Dr. Shankar Shanmugam, a post-doctoral research associate in the Department of Plant and Soil Sciences, performed DNA analysis on the soil, a technique not available when Buehring first began the research. Shanmugam conducts research with Dr. William Kingery in the department's Soil Microbiology Lab.
The process began with soil samples from soybean plots planted in corn residues from four different tillage practices. Conservation tillage consisted of no-till and an in-row-subsoiler-bed-roller, one-pass implement (TerraTill). Conventional tillage systems included bed-roller and disk plus TerraTill.
Shanmugam extracted the microbial DNA from the soil and then sequenced the DNA. Once sequenced, the DNA was compared to an existing database to identify bacteria in the soil. About 100,000 sequences were obtained from each soil sample. After filtering, 20,000 to 25,000 bacteria were positively identified at the genus level.
"We found greater diversity of bacteria or soil microbiome in the conservation tillage soils than the conventional tillage soils," Shanmugan said. "Based on three years of sampling, there is a trend of greater diversity in these soils, indicating that conservation tillage is better for the soil."

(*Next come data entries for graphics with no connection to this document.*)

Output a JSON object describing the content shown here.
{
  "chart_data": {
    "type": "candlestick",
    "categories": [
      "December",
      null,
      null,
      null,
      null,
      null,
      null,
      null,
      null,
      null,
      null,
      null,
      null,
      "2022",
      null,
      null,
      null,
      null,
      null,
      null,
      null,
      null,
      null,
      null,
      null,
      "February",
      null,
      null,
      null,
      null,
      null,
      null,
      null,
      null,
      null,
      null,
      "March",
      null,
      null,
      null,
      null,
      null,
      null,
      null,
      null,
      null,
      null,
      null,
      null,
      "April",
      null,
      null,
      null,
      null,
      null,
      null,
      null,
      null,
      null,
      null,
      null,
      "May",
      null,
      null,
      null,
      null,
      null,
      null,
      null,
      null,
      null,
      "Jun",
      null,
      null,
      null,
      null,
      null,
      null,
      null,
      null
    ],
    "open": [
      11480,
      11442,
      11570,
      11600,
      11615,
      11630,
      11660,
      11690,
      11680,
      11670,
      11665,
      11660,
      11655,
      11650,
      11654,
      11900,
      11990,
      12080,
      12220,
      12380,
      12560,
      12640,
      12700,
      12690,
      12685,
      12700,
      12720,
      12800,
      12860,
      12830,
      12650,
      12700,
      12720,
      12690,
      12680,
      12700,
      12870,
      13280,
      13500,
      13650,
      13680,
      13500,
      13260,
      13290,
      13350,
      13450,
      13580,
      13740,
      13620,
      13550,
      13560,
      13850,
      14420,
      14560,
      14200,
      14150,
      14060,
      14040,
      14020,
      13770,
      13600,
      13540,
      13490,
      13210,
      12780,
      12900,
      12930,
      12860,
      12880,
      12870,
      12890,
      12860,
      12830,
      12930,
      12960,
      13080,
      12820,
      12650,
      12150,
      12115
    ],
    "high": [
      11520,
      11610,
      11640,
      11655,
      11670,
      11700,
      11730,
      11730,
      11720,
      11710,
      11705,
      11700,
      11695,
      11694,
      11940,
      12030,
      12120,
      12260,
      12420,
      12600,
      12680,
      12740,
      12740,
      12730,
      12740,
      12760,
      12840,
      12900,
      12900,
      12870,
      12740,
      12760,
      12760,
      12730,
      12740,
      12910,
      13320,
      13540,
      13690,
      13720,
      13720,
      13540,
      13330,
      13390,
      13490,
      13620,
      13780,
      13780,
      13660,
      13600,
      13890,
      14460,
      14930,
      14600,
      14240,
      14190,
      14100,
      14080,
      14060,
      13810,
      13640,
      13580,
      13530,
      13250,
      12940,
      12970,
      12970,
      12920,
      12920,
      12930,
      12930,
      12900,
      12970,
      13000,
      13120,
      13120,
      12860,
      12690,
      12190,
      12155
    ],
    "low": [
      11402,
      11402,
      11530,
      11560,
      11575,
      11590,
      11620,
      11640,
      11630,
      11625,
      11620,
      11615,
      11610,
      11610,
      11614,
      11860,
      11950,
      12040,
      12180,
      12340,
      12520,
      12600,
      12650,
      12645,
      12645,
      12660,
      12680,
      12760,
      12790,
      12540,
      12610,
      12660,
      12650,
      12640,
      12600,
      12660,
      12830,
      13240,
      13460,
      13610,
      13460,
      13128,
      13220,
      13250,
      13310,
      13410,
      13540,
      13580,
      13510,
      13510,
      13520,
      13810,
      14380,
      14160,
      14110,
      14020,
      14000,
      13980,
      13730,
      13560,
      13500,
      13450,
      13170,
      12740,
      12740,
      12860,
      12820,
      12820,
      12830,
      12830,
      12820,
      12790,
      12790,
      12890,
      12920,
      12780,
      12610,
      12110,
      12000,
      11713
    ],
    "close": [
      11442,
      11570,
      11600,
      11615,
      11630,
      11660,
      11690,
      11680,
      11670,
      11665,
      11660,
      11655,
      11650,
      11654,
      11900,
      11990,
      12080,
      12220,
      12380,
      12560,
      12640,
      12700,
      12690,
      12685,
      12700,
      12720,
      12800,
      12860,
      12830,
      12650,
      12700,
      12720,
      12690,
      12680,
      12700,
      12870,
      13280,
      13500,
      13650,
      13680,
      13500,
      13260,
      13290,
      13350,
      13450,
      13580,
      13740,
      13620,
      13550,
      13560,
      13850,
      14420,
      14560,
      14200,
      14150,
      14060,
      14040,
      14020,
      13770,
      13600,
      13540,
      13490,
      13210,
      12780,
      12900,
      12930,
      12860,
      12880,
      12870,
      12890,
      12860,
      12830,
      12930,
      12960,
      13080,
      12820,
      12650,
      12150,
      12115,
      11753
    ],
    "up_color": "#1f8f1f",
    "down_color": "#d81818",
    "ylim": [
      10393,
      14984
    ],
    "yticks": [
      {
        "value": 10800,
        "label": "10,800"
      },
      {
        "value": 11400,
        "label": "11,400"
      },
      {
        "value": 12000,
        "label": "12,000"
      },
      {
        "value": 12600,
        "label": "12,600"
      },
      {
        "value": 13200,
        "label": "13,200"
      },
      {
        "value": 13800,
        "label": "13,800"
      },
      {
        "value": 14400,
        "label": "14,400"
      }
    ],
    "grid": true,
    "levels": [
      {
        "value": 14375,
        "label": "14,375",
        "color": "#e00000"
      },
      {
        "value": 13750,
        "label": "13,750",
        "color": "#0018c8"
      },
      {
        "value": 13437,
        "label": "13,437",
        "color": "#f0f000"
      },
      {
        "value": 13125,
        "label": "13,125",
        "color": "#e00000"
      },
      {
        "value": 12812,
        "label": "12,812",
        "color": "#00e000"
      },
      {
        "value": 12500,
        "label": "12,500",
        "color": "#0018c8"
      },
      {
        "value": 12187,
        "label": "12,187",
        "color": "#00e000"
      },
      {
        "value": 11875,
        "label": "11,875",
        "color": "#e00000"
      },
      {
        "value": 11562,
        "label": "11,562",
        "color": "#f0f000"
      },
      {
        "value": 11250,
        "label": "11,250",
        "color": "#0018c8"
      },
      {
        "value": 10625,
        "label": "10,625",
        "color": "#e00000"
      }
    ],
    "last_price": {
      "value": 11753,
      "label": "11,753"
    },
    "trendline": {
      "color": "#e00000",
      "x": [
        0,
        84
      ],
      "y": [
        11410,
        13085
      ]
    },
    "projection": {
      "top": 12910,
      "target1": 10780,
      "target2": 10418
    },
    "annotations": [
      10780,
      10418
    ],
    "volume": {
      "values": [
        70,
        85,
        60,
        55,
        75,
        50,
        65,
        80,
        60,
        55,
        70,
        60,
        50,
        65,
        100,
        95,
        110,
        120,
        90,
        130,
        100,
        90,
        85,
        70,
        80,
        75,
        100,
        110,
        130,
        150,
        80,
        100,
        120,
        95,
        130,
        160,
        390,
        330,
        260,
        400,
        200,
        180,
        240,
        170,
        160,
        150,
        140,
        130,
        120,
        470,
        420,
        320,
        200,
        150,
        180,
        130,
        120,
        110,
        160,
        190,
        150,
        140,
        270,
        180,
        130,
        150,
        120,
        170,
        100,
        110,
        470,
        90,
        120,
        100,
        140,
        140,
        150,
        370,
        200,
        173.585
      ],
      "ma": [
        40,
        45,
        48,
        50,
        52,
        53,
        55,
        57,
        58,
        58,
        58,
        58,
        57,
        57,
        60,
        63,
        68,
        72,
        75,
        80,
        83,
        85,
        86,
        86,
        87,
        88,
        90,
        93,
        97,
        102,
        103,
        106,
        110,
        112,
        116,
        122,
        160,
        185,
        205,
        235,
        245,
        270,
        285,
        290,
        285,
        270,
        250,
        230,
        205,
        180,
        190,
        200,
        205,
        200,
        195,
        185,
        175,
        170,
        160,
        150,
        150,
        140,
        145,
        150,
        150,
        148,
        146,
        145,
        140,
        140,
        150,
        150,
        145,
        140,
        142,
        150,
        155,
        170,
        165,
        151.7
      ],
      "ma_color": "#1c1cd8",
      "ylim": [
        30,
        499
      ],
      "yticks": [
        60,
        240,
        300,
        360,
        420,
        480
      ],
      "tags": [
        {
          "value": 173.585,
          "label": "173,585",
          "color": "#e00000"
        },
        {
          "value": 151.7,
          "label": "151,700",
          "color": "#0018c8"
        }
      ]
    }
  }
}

Shanmugam looked at physical, chemical, and biological changes in the soil. His study found that there were no significant changes in the physical and chemical properties of the soil; however, the biological changes were significant.
"Soil contains bacteria and fungi. In agricultural ecosystems, bacteria are better soil health indicators than fungi and are sensitive to management practices," he said. "Greater diversity of bacteria makes the soil healthier."
Shanmugam went on to explain the greater diversity in the soil helps to conserve carbon throughout the growing season.
"In a conventional tillage system, the organic carbon is available more quickly for crops but also depletes more rapidly," he said. "In conservation tillage, organic carbon can last throughout the growing season thus requiring fewer chemical inputs."
Clearly, conservation tillage creates stable soil environments which favor diverse microbial communities and slower nutrient turnover, Shanmugam added.
And while the research continues at the Northeast Mississippi Branch Experiment Station, Buehring's studies have clearly answered the question of ‘How can we do things better?'
In North Mississippi, conservation tillage saves producers fuel and labor costs, allowing them to plant earlier and improve yield potential while also diminishing soil erosion and contributing to soil health.
Behind the Science
Education: B.S., Agriculture Education, Texas A&M University; M.S., Weed Science; Ph.D., Crop Science, Oklahoma State University
Years At MSU: 45
Focus: Row-crop production/management research for maintaining/improving profitability
Passion At Work: My focus is to research/evaluate methods (conservation tillage, variety/hybrid selection, seed treatments, row spacings, seeding rates, etc.) for profitable sustainability in an environmentally-friendly manner.
Shankar G. Shanmugam
Postdoctoral Research Associate
Education: B.S., Agricultural Sciences, Tamilnadu Agricultural University; M.S., Environmental Sciences, Dalhousie University; Ph.D., Agronomy, Mississippi State University
Years At MSU: 10
Focus: Use of soil metagenomics tools to understand how soil microbial dynamics affect soil health
Passion At Work: I am passionate about understanding how belowground microbial community dynamics affect aboveground plant communities and how this interaction affects soil health. Our work strives to provide growers with tools to maintain soil health for sustainable agricultural productivity.